GREAT Britain are set to face a quandary over the staging of their Davis Cup quarter-final with France after sealing progress to the last eight with success over the United States in Glasgow yesterday.
Hosts Britain will decide the venue for the clash, which will take place between 17-19 July, while Glasgow’s Emirates Arena and indoor facility which were used against the United States might not provide such advantageous conditions against France.
The Lawn Tennis Association has confirmed that Wimbledon’s Centre Court and Court One, both of which meet the 6,000 required capacity, will be unavailable on Monday 13 July in case of a delayed finish to the tournament.
Davis Cup rules stipulate that the court must be available by that stage so teams can continue their preparations.
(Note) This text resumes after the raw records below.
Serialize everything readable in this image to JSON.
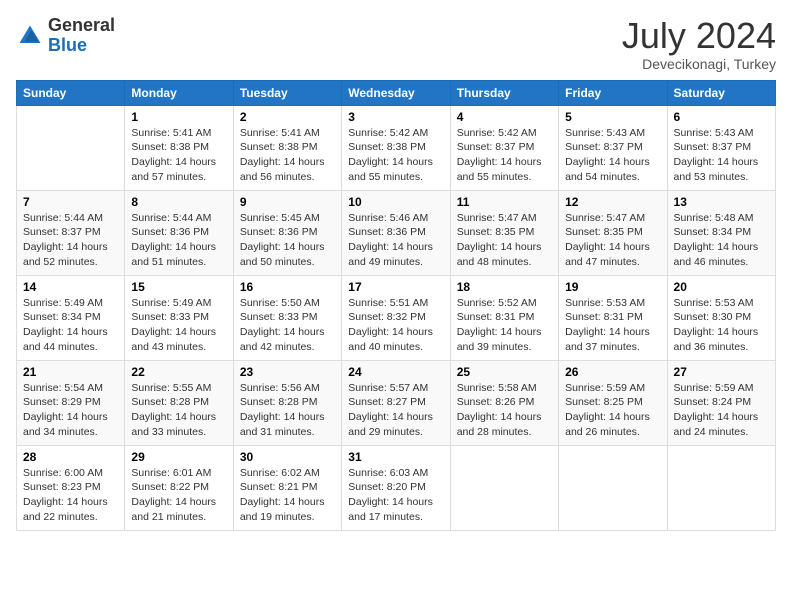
{
  "header": {
    "logo_general": "General",
    "logo_blue": "Blue",
    "month_title": "July 2024",
    "location": "Devecikonagi, Turkey"
  },
  "calendar": {
    "days_of_week": [
      "Sunday",
      "Monday",
      "Tuesday",
      "Wednesday",
      "Thursday",
      "Friday",
      "Saturday"
    ],
    "weeks": [
      [
        {
          "day": "",
          "info": ""
        },
        {
          "day": "1",
          "info": "Sunrise: 5:41 AM\nSunset: 8:38 PM\nDaylight: 14 hours\nand 57 minutes."
        },
        {
          "day": "2",
          "info": "Sunrise: 5:41 AM\nSunset: 8:38 PM\nDaylight: 14 hours\nand 56 minutes."
        },
        {
          "day": "3",
          "info": "Sunrise: 5:42 AM\nSunset: 8:38 PM\nDaylight: 14 hours\nand 55 minutes."
        },
        {
          "day": "4",
          "info": "Sunrise: 5:42 AM\nSunset: 8:37 PM\nDaylight: 14 hours\nand 55 minutes."
        },
        {
          "day": "5",
          "info": "Sunrise: 5:43 AM\nSunset: 8:37 PM\nDaylight: 14 hours\nand 54 minutes."
        },
        {
          "day": "6",
          "info": "Sunrise: 5:43 AM\nSunset: 8:37 PM\nDaylight: 14 hours\nand 53 minutes."
        }
      ],
      [
        {
          "day": "7",
          "info": "Sunrise: 5:44 AM\nSunset: 8:37 PM\nDaylight: 14 hours\nand 52 minutes."
        },
        {
          "day": "8",
          "info": "Sunrise: 5:44 AM\nSunset: 8:36 PM\nDaylight: 14 hours\nand 51 minutes."
        },
        {
          "day": "9",
          "info": "Sunrise: 5:45 AM\nSunset: 8:36 PM\nDaylight: 14 hours\nand 50 minutes."
        },
        {
          "day": "10",
          "info": "Sunrise: 5:46 AM\nSunset: 8:36 PM\nDaylight: 14 hours\nand 49 minutes."
        },
        {
          "day": "11",
          "info": "Sunrise: 5:47 AM\nSunset: 8:35 PM\nDaylight: 14 hours\nand 48 minutes."
        },
        {
          "day": "12",
          "info": "Sunrise: 5:47 AM\nSunset: 8:35 PM\nDaylight: 14 hours\nand 47 minutes."
        },
        {
          "day": "13",
          "info": "Sunrise: 5:48 AM\nSunset: 8:34 PM\nDaylight: 14 hours\nand 46 minutes."
        }
      ],
      [
        {
          "day": "14",
          "info": "Sunrise: 5:49 AM\nSunset: 8:34 PM\nDaylight: 14 hours\nand 44 minutes."
        },
        {
          "day": "15",
          "info": "Sunrise: 5:49 AM\nSunset: 8:33 PM\nDaylight: 14 hours\nand 43 minutes."
        },
        {
          "day": "16",
          "info": "Sunrise: 5:50 AM\nSunset: 8:33 PM\nDaylight: 14 hours\nand 42 minutes."
        },
        {
          "day": "17",
          "info": "Sunrise: 5:51 AM\nSunset: 8:32 PM\nDaylight: 14 hours\nand 40 minutes."
        },
        {
          "day": "18",
          "info": "Sunrise: 5:52 AM\nSunset: 8:31 PM\nDaylight: 14 hours\nand 39 minutes."
        },
        {
          "day": "19",
          "info": "Sunrise: 5:53 AM\nSunset: 8:31 PM\nDaylight: 14 hours\nand 37 minutes."
        },
        {
          "day": "20",
          "info": "Sunrise: 5:53 AM\nSunset: 8:30 PM\nDaylight: 14 hours\nand 36 minutes."
        }
      ],
      [
        {
          "day": "21",
          "info": "Sunrise: 5:54 AM\nSunset: 8:29 PM\nDaylight: 14 hours\nand 34 minutes."
        },
        {
          "day": "22",
          "info": "Sunrise: 5:55 AM\nSunset: 8:28 PM\nDaylight: 14 hours\nand 33 minutes."
        },
        {
          "day": "23",
          "info": "Sunrise: 5:56 AM\nSunset: 8:28 PM\nDaylight: 14 hours\nand 31 minutes."
        },
        {
          "day": "24",
          "info": "Sunrise: 5:57 AM\nSunset: 8:27 PM\nDaylight: 14 hours\nand 29 minutes."
        },
        {
          "day": "25",
          "info": "Sunrise: 5:58 AM\nSunset: 8:26 PM\nDaylight: 14 hours\nand 28 minutes."
        },
        {
          "day": "26",
          "info": "Sunrise: 5:59 AM\nSunset: 8:25 PM\nDaylight: 14 hours\nand 26 minutes."
        },
        {
          "day": "27",
          "info": "Sunrise: 5:59 AM\nSunset: 8:24 PM\nDaylight: 14 hours\nand 24 minutes."
        }
      ],
      [
        {
          "day": "28",
          "info": "Sunrise: 6:00 AM\nSunset: 8:23 PM\nDaylight: 14 hours\nand 22 minutes."
        },
        {
          "day": "29",
          "info": "Sunrise: 6:01 AM\nSunset: 8:22 PM\nDaylight: 14 hours\nand 21 minutes."
        },
        {
          "day": "30",
          "info": "Sunrise: 6:02 AM\nSunset: 8:21 PM\nDaylight: 14 hours\nand 19 minutes."
        },
        {
          "day": "31",
          "info": "Sunrise: 6:03 AM\nSunset: 8:20 PM\nDaylight: 14 hours\nand 17 minutes."
        },
        {
          "day": "",
          "info": ""
        },
        {
          "day": "",
          "info": ""
        },
        {
          "day": "",
          "info": ""
        }
      ]
    ]
  }
}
Other grass-court options include Queen’s Club and Eastbourne.
“Ultimately you’ve got to go with the surface that gives you the best shot of winning,” said Great Britain captain Leon Smith. “We’ve got to try and pick a surface that Andy [Murray], James Ward and the core doubles group agree on.
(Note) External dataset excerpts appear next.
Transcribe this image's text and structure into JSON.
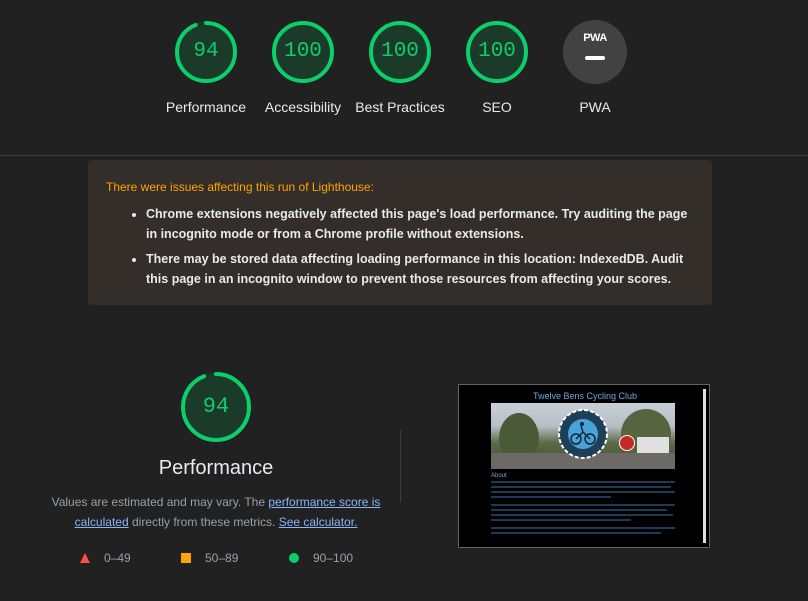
{
  "colors": {
    "pass": "#0cce6b",
    "average": "#ffa400",
    "fail": "#ff4e42",
    "gauge_track": "#0f3c26",
    "pwa_background": "#424242",
    "link": "#8ab4f8"
  },
  "gauges": [
    {
      "score": "94",
      "label": "Performance",
      "value": 0.94
    },
    {
      "score": "100",
      "label": "Accessibility",
      "value": 1.0
    },
    {
      "score": "100",
      "label": "Best Practices",
      "value": 1.0
    },
    {
      "score": "100",
      "label": "SEO",
      "value": 1.0
    }
  ],
  "pwa": {
    "badge_text": "PWA",
    "label": "PWA",
    "icon": "dash-icon"
  },
  "warnings": {
    "title": "There were issues affecting this run of Lighthouse:",
    "items": [
      "Chrome extensions negatively affected this page's load performance. Try auditing the page in incognito mode or from a Chrome profile without extensions.",
      "There may be stored data affecting loading performance in this location: IndexedDB. Audit this page in an incognito window to prevent those resources from affecting your scores."
    ]
  },
  "performance": {
    "score": "94",
    "value": 0.94,
    "title": "Performance",
    "desc_prefix": "Values are estimated and may vary. The ",
    "desc_link1": "performance score is calculated",
    "desc_middle": " directly from these metrics. ",
    "desc_link2": "See calculator."
  },
  "legend": [
    {
      "shape": "triangle-icon",
      "range": "0–49"
    },
    {
      "shape": "square-icon",
      "range": "50–89"
    },
    {
      "shape": "circle-icon",
      "range": "90–100"
    }
  ],
  "screenshot": {
    "site_title": "Twelve Bens Cycling Club",
    "heading": "About"
  }
}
“That’s something we’ll put our heads together over the next week as captain and players and just chew the fat. Once we’ve decided what we want we’ll go to the suits and ask them to try and make it happen.”
World No3 Andy Murray clinched victory for Great Britain against the United States by recording a straight-sets, 7-6 (7-4), 6-3, 7-6 (7-4), victory over John Isner, handing his side an unassailable 3-1 lead in the World Group first-round tie.
James Ward then won the first set of his dead rubber, 7-5 against Donald Young, before retiring with a knee problem as the showdown ended 3-2 in Britain’s favour.
“It’s a big win. There’s a great synergy in the team and that builds the emotion and togetherness. It gives you that extra incentive to perform and fight for every singe point,” said Murray.
“Everyone fought extremely hard especially when we were behind in the matches, no one gave up and everyone played every point extremely hard.”